Una donna col nijab mentre sostiene tra le sue braccia un uomo ferito durante le proteste yemenite dello scorso ottobre. Questa l’immagine incoronata quest’anno come miglior lavoro dal World Press Photo: un disegno che riconduce innegabilmente a una novella pietà michelangiolesca che qui assume un nuovo volto di universalità. Una visione che colpisce profondamente e che sta lì a rappresentare come le emozioni non abbiano appartenenza religiosa e la compassione umana travalichi qualsiasi diversità culturale, religiosa e sociale.
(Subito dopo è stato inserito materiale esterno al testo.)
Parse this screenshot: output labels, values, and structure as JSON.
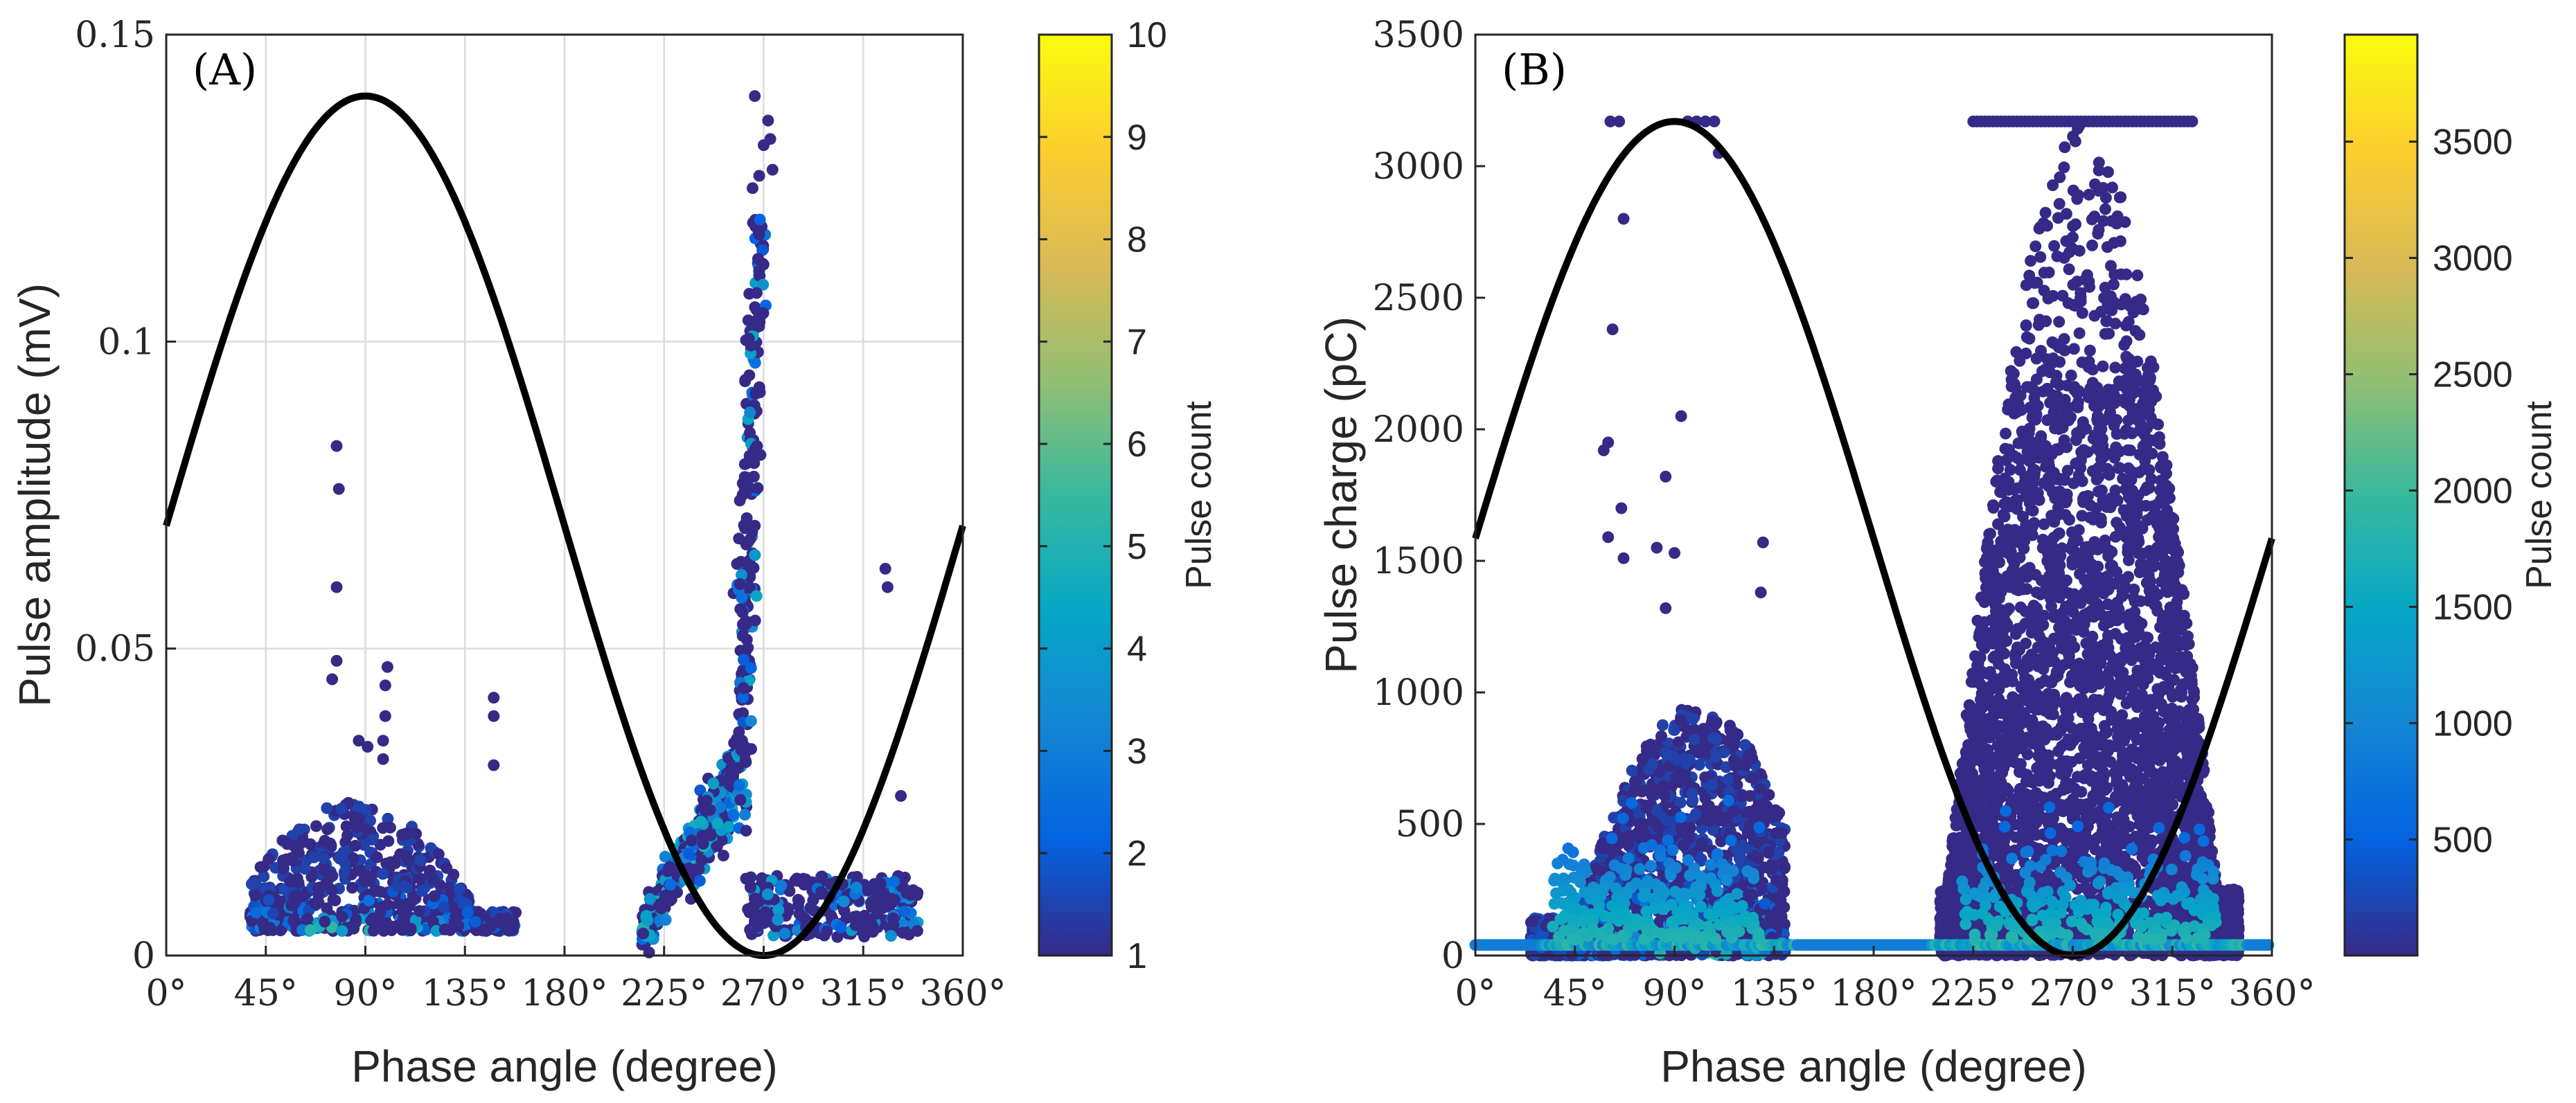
{
  "chart_data": [
    {
      "type": "scatter",
      "panel_label": "(A)",
      "xlabel": "Phase angle (degree)",
      "ylabel": "Pulse amplitude (mV)",
      "xlim": [
        0,
        360
      ],
      "ylim": [
        0,
        0.15
      ],
      "x_ticks": [
        0,
        45,
        90,
        135,
        180,
        225,
        270,
        315,
        360
      ],
      "x_tick_labels": [
        "0°",
        "45°",
        "90°",
        "135°",
        "180°",
        "225°",
        "270°",
        "315°",
        "360°"
      ],
      "y_ticks": [
        0,
        0.05,
        0.1,
        0.15
      ],
      "y_tick_labels": [
        "0",
        "0.05",
        "0.1",
        "0.15"
      ],
      "grid": true,
      "reference_sine": {
        "color": "#000000",
        "min": 0,
        "max": 0.14,
        "offset": 0.07,
        "peak_deg": 90
      },
      "colorbar": {
        "title": "Pulse count",
        "range": [
          1,
          10
        ],
        "ticks": [
          1,
          2,
          3,
          4,
          5,
          6,
          7,
          8,
          9,
          10
        ],
        "tick_labels": [
          "1",
          "2",
          "3",
          "4",
          "5",
          "6",
          "7",
          "8",
          "9",
          "10"
        ],
        "colormap": [
          "#352a87",
          "#0363e1",
          "#1485d4",
          "#06a7c6",
          "#38b99e",
          "#92bf73",
          "#d9ba56",
          "#fcce2e",
          "#f9fb0e"
        ]
      },
      "clusters": [
        {
          "x_range": [
            38,
            158
          ],
          "y_range": [
            0.004,
            0.025
          ],
          "shape": "hump",
          "peak_x": 85,
          "n": 650
        },
        {
          "x_range": [
            215,
            258
          ],
          "y_range": [
            0.004,
            0.035
          ],
          "shape": "rise",
          "n": 320
        },
        {
          "x_range": [
            252,
            272
          ],
          "y_range": [
            0.02,
            0.12
          ],
          "shape": "band",
          "n": 220
        },
        {
          "x_range": [
            262,
            340
          ],
          "y_range": [
            0.003,
            0.013
          ],
          "shape": "flat",
          "n": 260
        }
      ],
      "outliers": [
        [
          77,
          0.083
        ],
        [
          78,
          0.076
        ],
        [
          77,
          0.06
        ],
        [
          77,
          0.048
        ],
        [
          75,
          0.045
        ],
        [
          100,
          0.047
        ],
        [
          99,
          0.044
        ],
        [
          99,
          0.039
        ],
        [
          98,
          0.035
        ],
        [
          98,
          0.032
        ],
        [
          87,
          0.035
        ],
        [
          91,
          0.034
        ],
        [
          148,
          0.042
        ],
        [
          148,
          0.039
        ],
        [
          148,
          0.031
        ],
        [
          266,
          0.14
        ],
        [
          270,
          0.132
        ],
        [
          272,
          0.136
        ],
        [
          273,
          0.133
        ],
        [
          274,
          0.128
        ],
        [
          268,
          0.127
        ],
        [
          265,
          0.125
        ],
        [
          325,
          0.063
        ],
        [
          326,
          0.06
        ],
        [
          332,
          0.026
        ],
        [
          267,
          0.083
        ],
        [
          266,
          0.07
        ]
      ]
    },
    {
      "type": "scatter",
      "panel_label": "(B)",
      "xlabel": "Phase angle (degree)",
      "ylabel": "Pulse charge (pC)",
      "xlim": [
        0,
        360
      ],
      "ylim": [
        0,
        3500
      ],
      "x_ticks": [
        0,
        45,
        90,
        135,
        180,
        225,
        270,
        315,
        360
      ],
      "x_tick_labels": [
        "0°",
        "45°",
        "90°",
        "135°",
        "180°",
        "225°",
        "270°",
        "315°",
        "360°"
      ],
      "y_ticks": [
        0,
        500,
        1000,
        1500,
        2000,
        2500,
        3000,
        3500
      ],
      "y_tick_labels": [
        "0",
        "500",
        "1000",
        "1500",
        "2000",
        "2500",
        "3000",
        "3500"
      ],
      "grid": false,
      "reference_sine": {
        "color": "#000000",
        "min": 0,
        "max": 3170,
        "offset": 1585,
        "peak_deg": 90
      },
      "colorbar": {
        "title": "Pulse count",
        "range": [
          1,
          3960
        ],
        "ticks": [
          500,
          1000,
          1500,
          2000,
          2500,
          3000,
          3500
        ],
        "tick_labels": [
          "500",
          "1000",
          "1500",
          "2000",
          "2500",
          "3000",
          "3500"
        ],
        "colormap": [
          "#352a87",
          "#0363e1",
          "#1485d4",
          "#06a7c6",
          "#38b99e",
          "#92bf73",
          "#d9ba56",
          "#fcce2e",
          "#f9fb0e"
        ]
      },
      "clusters": [
        {
          "x_range": [
            25,
            140
          ],
          "y_range": [
            0,
            950
          ],
          "shape": "hump",
          "peak_x": 100,
          "n": 1800
        },
        {
          "x_range": [
            210,
            345
          ],
          "y_range": [
            0,
            3170
          ],
          "shape": "tall",
          "peak_x": 270,
          "n": 4200
        }
      ],
      "saturation_level": 3170,
      "baseline_level": 40,
      "outliers": [
        [
          67,
          2800
        ],
        [
          62,
          2380
        ],
        [
          60,
          1950
        ],
        [
          58,
          1920
        ],
        [
          66,
          1700
        ],
        [
          60,
          1590
        ],
        [
          67,
          1510
        ],
        [
          86,
          1820
        ],
        [
          93,
          2050
        ],
        [
          82,
          1550
        ],
        [
          90,
          1530
        ],
        [
          86,
          1320
        ],
        [
          130,
          1570
        ],
        [
          129,
          1380
        ],
        [
          61,
          3170
        ],
        [
          65,
          3170
        ],
        [
          96,
          3170
        ],
        [
          100,
          3170
        ],
        [
          104,
          3170
        ],
        [
          108,
          3170
        ],
        [
          110,
          3050
        ]
      ]
    }
  ]
}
Ma è anche un’immagine che parla delle donne: della nostra forza, del nostro coraggio, della nostra presenza nel mondo. La foto è stata scattata in una moschea riadattata a rifugio per i feriti dopo gli scontri scoppiati il 15 ottobre scorso a Sanaa per le proteste contro il presidente Saleh nello Yemen, ed è opera del fotoreporter catalano di 33 anni Samuel Aranda, del New York Times.
La fondazione olandese World Press Photo ha annunciato i vincitori del suo premio e sul sito sono visibili gli scatti premiati, tra cui 7 fotografi italiani.
Degna di nota la bellissima foto di Stephanie Sinclair che per il National Geographic è andata a indagare il mondo delle spose bambine, e che nella foto premiata ritrae due giovanissime spose con i loro mariti: Tahani (in rosa), che ha sposato suo marito Majed quando lei aveva 6 anni e lui ne aveva 25, e Ghada (in verde), ex compagna di classe di Tahani, riprese fuori dalla loro casa di montagna a Hajjah, nello Yemen. L’anno scorso aveva vinto la fotografa sudafricana, Jodie Bieber, che aveva ritratto la ragazza afghana con il naso amputato dal marito per punizione.
L’universo è una donna che lotta per la libertà.